While Roodt would like the state to spend less, he understands that a significant portion of the country is reliant on the state for income and thus, social grants can’t simply be cut.
Only with significantly faster and sustained economic growth, translating into increased employment, could this be reduced.
“The Minister of Finance can make certain changes on the revenue side of things, but he can’t really say that much on the expenditure side because his colleagues decide what to do there,” Roodt explained.
South Africa’s taxing times
South Africa is over the Laffer Curve with regard to personal income tax (PIT) and corporate income tax (CIT), with a small number of taxpayers footing the majority of the bill.
This means that increases to these tax rates are likely to result in less revenue as individuals and companies look to minimise their tax burden.
Increased tax rates are also likely to result in further reductions in investment, limiting growth, and, thus, state revenue in future.
Roodt told Daily Investor that South African taxpayers are among the most heavily burdened in the world, with a tiny fraction responsible for the majority of tax revenue.
For example, only 2.6% of South Africans pay over two-thirds of the income tax in the country. In absolute terms, 1.6 million individuals pay 76.2% of the R2.2 trillion in PIT collections.
This also extends to companies, with 1,051 companies paying 72.3% of all CIT in South Africa.

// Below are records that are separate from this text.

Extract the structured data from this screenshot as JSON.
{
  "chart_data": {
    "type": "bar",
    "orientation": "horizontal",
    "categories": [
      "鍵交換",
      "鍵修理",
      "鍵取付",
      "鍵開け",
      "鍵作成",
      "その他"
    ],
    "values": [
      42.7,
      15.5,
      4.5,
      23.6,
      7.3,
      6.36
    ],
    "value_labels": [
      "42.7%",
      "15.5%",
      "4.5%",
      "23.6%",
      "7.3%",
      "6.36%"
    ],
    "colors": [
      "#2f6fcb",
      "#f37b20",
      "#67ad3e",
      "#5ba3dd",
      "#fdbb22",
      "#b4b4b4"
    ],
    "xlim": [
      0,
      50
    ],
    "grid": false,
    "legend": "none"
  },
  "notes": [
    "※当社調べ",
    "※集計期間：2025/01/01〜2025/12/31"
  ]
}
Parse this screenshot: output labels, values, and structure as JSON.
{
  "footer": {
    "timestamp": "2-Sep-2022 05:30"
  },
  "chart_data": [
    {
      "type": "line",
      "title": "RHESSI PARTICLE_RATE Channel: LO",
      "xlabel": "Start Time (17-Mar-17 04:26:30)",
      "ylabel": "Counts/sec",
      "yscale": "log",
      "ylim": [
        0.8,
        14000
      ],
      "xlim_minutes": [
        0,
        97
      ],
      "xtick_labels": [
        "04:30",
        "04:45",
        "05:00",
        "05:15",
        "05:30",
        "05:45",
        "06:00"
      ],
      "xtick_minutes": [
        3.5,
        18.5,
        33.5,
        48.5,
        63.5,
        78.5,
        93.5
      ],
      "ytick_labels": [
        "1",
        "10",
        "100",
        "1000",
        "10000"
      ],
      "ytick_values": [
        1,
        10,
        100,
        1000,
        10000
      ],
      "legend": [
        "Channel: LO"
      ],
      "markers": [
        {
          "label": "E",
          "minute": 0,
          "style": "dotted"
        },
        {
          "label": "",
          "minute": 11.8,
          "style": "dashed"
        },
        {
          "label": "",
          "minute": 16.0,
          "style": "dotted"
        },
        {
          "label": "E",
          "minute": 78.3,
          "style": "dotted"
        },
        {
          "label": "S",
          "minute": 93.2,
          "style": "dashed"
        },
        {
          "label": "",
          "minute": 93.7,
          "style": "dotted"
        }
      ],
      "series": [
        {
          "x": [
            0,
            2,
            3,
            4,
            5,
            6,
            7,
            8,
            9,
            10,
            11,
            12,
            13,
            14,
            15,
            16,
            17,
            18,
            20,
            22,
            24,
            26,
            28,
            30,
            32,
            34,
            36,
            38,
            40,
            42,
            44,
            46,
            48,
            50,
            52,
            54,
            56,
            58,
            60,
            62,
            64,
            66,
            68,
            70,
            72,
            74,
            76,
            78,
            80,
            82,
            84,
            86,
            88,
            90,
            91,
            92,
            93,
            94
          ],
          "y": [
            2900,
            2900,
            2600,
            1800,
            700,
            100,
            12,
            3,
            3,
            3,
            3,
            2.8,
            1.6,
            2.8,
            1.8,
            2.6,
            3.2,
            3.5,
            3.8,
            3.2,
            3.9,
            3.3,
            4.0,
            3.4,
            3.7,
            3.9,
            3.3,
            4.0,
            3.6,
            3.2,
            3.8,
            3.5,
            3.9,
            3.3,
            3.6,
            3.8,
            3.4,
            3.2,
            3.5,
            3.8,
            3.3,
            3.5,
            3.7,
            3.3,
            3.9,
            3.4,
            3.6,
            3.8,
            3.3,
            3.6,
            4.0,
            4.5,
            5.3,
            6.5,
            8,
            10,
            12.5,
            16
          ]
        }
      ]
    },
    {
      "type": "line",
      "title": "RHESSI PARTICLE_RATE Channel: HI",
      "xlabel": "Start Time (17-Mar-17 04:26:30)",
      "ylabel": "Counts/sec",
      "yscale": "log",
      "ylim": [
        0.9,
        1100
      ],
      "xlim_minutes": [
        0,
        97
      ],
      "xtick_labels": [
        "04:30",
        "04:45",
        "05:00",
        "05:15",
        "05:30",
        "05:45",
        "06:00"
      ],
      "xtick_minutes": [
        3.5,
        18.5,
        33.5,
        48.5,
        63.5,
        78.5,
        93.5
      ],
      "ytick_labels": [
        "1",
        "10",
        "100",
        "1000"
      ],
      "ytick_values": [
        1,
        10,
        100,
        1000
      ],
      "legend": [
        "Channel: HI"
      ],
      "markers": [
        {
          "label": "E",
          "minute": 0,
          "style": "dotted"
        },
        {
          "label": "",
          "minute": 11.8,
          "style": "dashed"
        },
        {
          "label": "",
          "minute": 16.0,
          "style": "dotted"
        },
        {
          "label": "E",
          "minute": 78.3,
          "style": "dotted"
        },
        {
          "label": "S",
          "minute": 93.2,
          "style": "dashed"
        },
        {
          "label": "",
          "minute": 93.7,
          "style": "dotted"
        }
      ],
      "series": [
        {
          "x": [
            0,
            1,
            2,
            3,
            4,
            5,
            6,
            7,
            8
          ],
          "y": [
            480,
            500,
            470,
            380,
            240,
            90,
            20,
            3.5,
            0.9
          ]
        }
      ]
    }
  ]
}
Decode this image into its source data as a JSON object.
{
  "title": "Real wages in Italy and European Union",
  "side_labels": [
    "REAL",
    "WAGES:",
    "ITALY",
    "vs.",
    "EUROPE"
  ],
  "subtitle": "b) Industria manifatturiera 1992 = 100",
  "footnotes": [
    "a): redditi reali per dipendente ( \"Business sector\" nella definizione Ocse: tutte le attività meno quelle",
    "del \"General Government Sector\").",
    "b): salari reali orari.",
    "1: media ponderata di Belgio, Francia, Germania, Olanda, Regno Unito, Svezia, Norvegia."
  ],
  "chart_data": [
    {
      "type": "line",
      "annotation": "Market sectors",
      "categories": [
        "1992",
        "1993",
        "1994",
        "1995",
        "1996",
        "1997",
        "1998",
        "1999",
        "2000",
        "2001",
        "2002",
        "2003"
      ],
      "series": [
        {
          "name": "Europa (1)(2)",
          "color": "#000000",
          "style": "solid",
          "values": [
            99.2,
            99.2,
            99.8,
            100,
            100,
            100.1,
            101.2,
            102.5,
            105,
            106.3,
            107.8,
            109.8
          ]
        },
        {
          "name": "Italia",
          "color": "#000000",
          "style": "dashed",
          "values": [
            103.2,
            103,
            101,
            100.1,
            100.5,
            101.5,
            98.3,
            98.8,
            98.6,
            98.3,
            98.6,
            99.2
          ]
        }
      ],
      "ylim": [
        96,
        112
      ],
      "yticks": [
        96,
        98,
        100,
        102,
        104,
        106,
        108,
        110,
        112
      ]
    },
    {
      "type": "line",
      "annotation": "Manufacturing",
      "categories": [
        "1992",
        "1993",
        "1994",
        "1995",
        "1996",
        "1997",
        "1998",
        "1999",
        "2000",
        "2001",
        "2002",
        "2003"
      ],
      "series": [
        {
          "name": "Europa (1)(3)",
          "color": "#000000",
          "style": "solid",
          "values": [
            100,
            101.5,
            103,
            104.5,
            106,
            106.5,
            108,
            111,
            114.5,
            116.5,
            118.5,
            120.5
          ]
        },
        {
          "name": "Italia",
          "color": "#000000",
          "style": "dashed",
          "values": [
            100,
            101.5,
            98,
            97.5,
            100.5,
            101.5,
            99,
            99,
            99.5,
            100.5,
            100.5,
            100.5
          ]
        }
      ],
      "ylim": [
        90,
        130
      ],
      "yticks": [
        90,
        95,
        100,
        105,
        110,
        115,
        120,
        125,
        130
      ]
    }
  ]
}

In other words, companies with taxable income greater than R100 million constituted 0.1% of the total number but contributed 72.2% of taxable income and 72.3% of assessed tax.
Almost 96.7% of all assessed companies with positive taxable income, from R1 to R10 million, paid only 11.3% of the tax assessed in 2024.
Furthermore, South Africa’s revenue collection has weakened significantly due to sluggish economic growth and the hollowing out of SARS during the era of state capture.
This is not due to a lack of tax increases, as personal income tax rate increases and VAT rates between 2016 and 2020 had a limited effect on revenue collection.
Roodt said this is evidence of the country being over the Laffer Curve concerning these two taxes, with any increase likely to result in a decline in revenue.
Conversely, a reduction in these tax rates will most likely boost tax revenue through faster economic growth created by increased investment.
While Roodt said that South Africa is over the Laffer Curve with regards to PIT and CIT, it still has room to increase VAT.
This is because VAT is inherently a broad-based tax, with everyone paying it, giving the state more room to increase it.
Furthermore, South Africa’s VAT rate is relatively low compared to other emerging markets and developed economies.